The editor-in-chief of Russia Today was narrowly missed by a drone in the latest attack on Moscow on Monday morning, with some of the capital’s most exclusive suburbs increasingly coming under fire.
“The drone that was shot down in the Istra district fell on the street next to us,” said Margarita Simonyan, one of the highest-profile Russian media personalities and a staunch supporter of the invasion of Ukraine.
Russia’s defence ministry reported that two drones were brought down over Moscow, with two injuries in Istra caused by falling debris, the latest in a series of strikes on the capital.
Jailed dissident Alexei Navalny‘s foundation posted images online said to show Ms Simonyan’s multimillion-pound mansion, one of many in an upmarket district 30 miles west of Moscow that is home to its own “Billionaire’s Row”.
“The houses start at $2m (£1.6m) and there are a lot of famous people,” said Misha Starov, a businessman in Moscow who lives nearby. “If you shoot a drone in that direction you will definitely hit someone well known.”
There was little sympathy for Ms Simonyan among Muscovites in the aftermath of the strike. “Shame they missed,” said one, who did not give a name. Elites had involved Russia in the war in Ukraine and should pay the price for it instead of ordinary people, they said.
Istra is not the only Moscow suburb to come under fire. In May, three drones were reportedly shot down over Rublevka to the south, the most exclusive district in the country, full of luxury villas owned by celebrities, oligarchs, and regime officials, including President Vladimir Putin.
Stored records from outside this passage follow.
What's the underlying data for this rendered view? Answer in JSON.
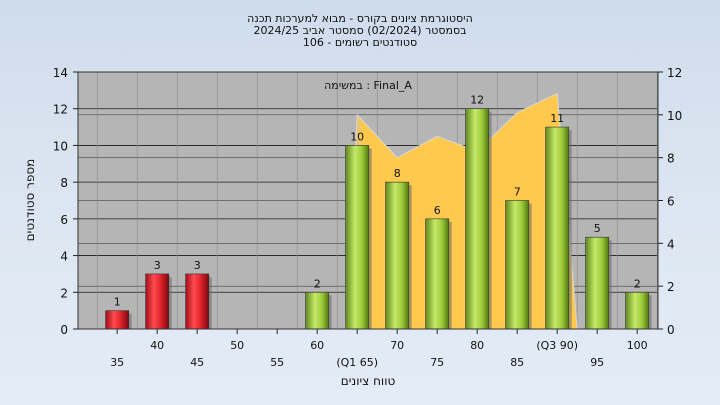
{
  "chart_data": {
    "type": "bar",
    "title_lines": [
      "היסטוגרמת ציונים בקורס - מבוא למערכות תכנה",
      "בסמסטר  (02/2024)  סמסטר אביב 2024/25",
      "סטודנטים רשומים - 106"
    ],
    "annotation": "במשימה : Final_A",
    "xlabel": "טווח ציונים",
    "ylabel": "מספר סטודנטים",
    "ylim": [
      0,
      14
    ],
    "y_ticks": [
      0,
      2,
      4,
      6,
      8,
      10,
      12,
      14
    ],
    "y2lim": [
      0,
      12
    ],
    "y2_ticks": [
      0,
      2,
      4,
      6,
      8,
      10,
      12
    ],
    "grid": true,
    "x_labels": [
      "35",
      "40",
      "45",
      "50",
      "55",
      "60",
      "(Q1 65)",
      "70",
      "75",
      "80",
      "85",
      "(Q3 90)",
      "95",
      "100"
    ],
    "bars": [
      {
        "label": "35",
        "value": 1,
        "color": "red"
      },
      {
        "label": "40",
        "value": 3,
        "color": "red"
      },
      {
        "label": "45",
        "value": 3,
        "color": "red"
      },
      {
        "label": "50",
        "value": 0,
        "color": "red"
      },
      {
        "label": "55",
        "value": 0,
        "color": "red"
      },
      {
        "label": "60",
        "value": 2,
        "color": "green"
      },
      {
        "label": "(Q1 65)",
        "value": 10,
        "color": "green"
      },
      {
        "label": "70",
        "value": 8,
        "color": "green"
      },
      {
        "label": "75",
        "value": 6,
        "color": "green"
      },
      {
        "label": "80",
        "value": 12,
        "color": "green"
      },
      {
        "label": "85",
        "value": 7,
        "color": "green"
      },
      {
        "label": "(Q3 90)",
        "value": 11,
        "color": "green"
      },
      {
        "label": "95",
        "value": 5,
        "color": "green"
      },
      {
        "label": "100",
        "value": 2,
        "color": "green"
      }
    ],
    "area_series": {
      "x_index": [
        5.7,
        6,
        7,
        8,
        9,
        10,
        11,
        11.5
      ],
      "values": [
        0,
        10,
        8,
        9,
        8.3,
        10.1,
        11,
        0
      ]
    },
    "colors": {
      "plot_bg": "#b5b5b5",
      "area_fill": "#ffc94d",
      "bar_red": "#e0232b",
      "bar_green": "#9ccc3a"
    }
  }
}
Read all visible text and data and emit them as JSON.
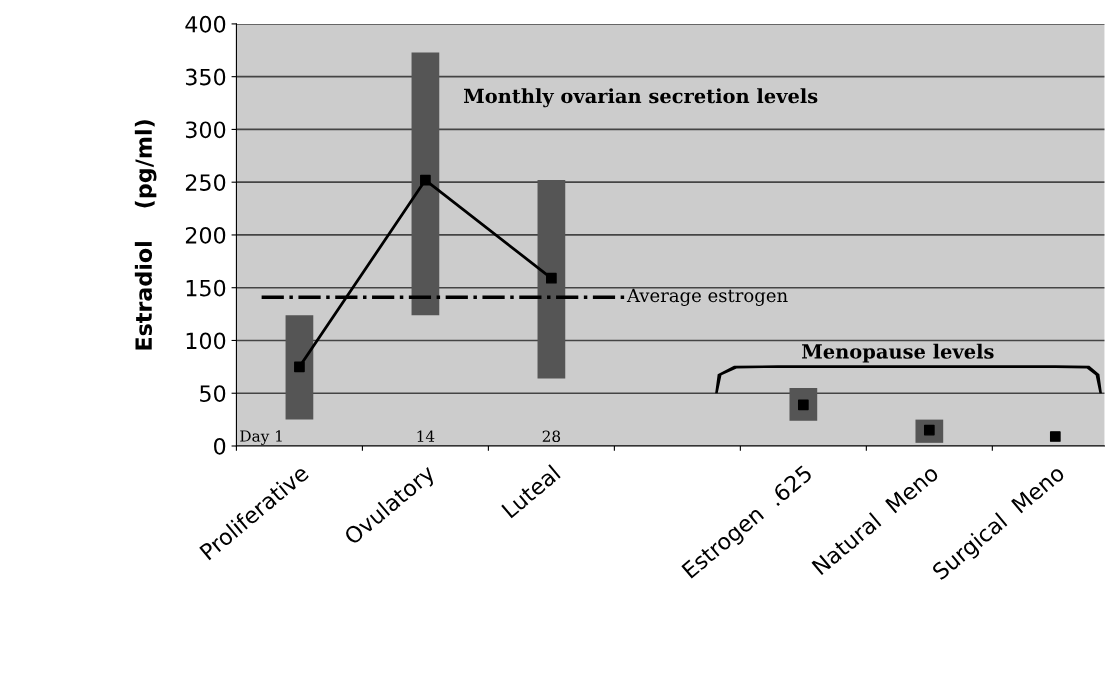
{
  "chart_data": {
    "type": "bar",
    "categories": [
      "Proliferative",
      "Ovulatory",
      "Luteal",
      null,
      "Estrogen  .625",
      "Natural  Meno",
      "Surgical  Meno"
    ],
    "ylabel": "Estradiol    (pg/ml)",
    "series": [
      {
        "color": "#555555",
        "base": [
          25,
          124,
          64,
          null,
          24,
          3,
          null
        ],
        "values": [
          99,
          249,
          188,
          null,
          31,
          22,
          null
        ]
      },
      {
        "type": "line",
        "color": "#000000",
        "marker": "square",
        "values": [
          75,
          252,
          159,
          null,
          null,
          null,
          null
        ]
      },
      {
        "type": "scatter",
        "color": "#000000",
        "marker": "square",
        "values": [
          null,
          null,
          null,
          null,
          39,
          15,
          9
        ]
      }
    ],
    "ylim": [
      0,
      400
    ],
    "yticks": [
      0,
      50,
      100,
      150,
      200,
      250,
      300,
      350,
      400
    ],
    "grid": "y",
    "legend": false,
    "ref_lines": [
      {
        "axis": "y",
        "value": 141,
        "label": "Average estrogen",
        "color": "#000000",
        "line_style": "dashdot"
      }
    ],
    "annotations": [
      "Day 1",
      "14",
      "28",
      "Monthly ovarian secretion levels",
      "Menopause levels"
    ]
  }
}
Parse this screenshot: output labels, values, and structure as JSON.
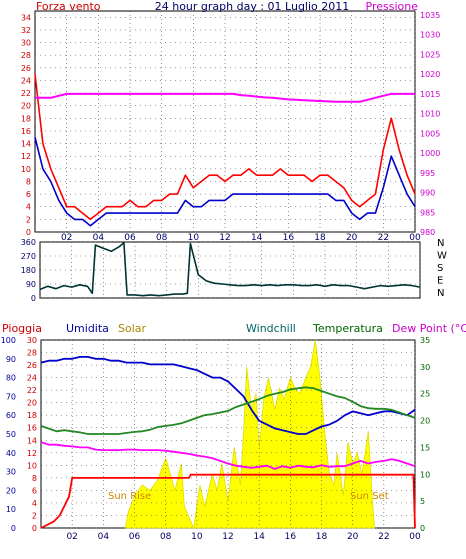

Last August, a car bomb attributed to Ukraine killed pro-regime journalist Daria Dugina on the outskirts of Rublevka, in one of the first major attacks inside Russia of the war.
Kyiv rarely claims attacks inside Russia in deference to US policies based on fear of escalation. But President Volodymyr Zelensky warned “the war is returning to the territory of Russia” after a series of drone strikes on Moscow last month.
Ukraine is also conducting a covert campaign of assassinations against high-profile Russian targets, confirmed by intelligence chief Kyrylo Budanov, who said his agencies had “successfully targeted quite a few people”.
Targets have included military figures involved in the invasion, such as submarine commander Stanislav Rzhitsky, gunned down in a park in Krasnodar last month, as well as regime-adjacent figures including Miss Dugina and her father Alexander Dugin, a far right philosopher and personal friend of Mr Putin.
Russian media reported claims that security services foiled an assassination plot against Ms Simonyan.
Analysts believe attacks inside Russia are intended to undermine public confidence in the war and regime.
In a recent post, Phillips O’Brien, professor of strategic studies at the University of St Andrews, suggested they represent a “political campaign aimed at weakening Russian beliefs in the effectiveness of their own state”.
Attacks on Russian elites in their own exclusive gated suburbs could mark an escalation of that strategy.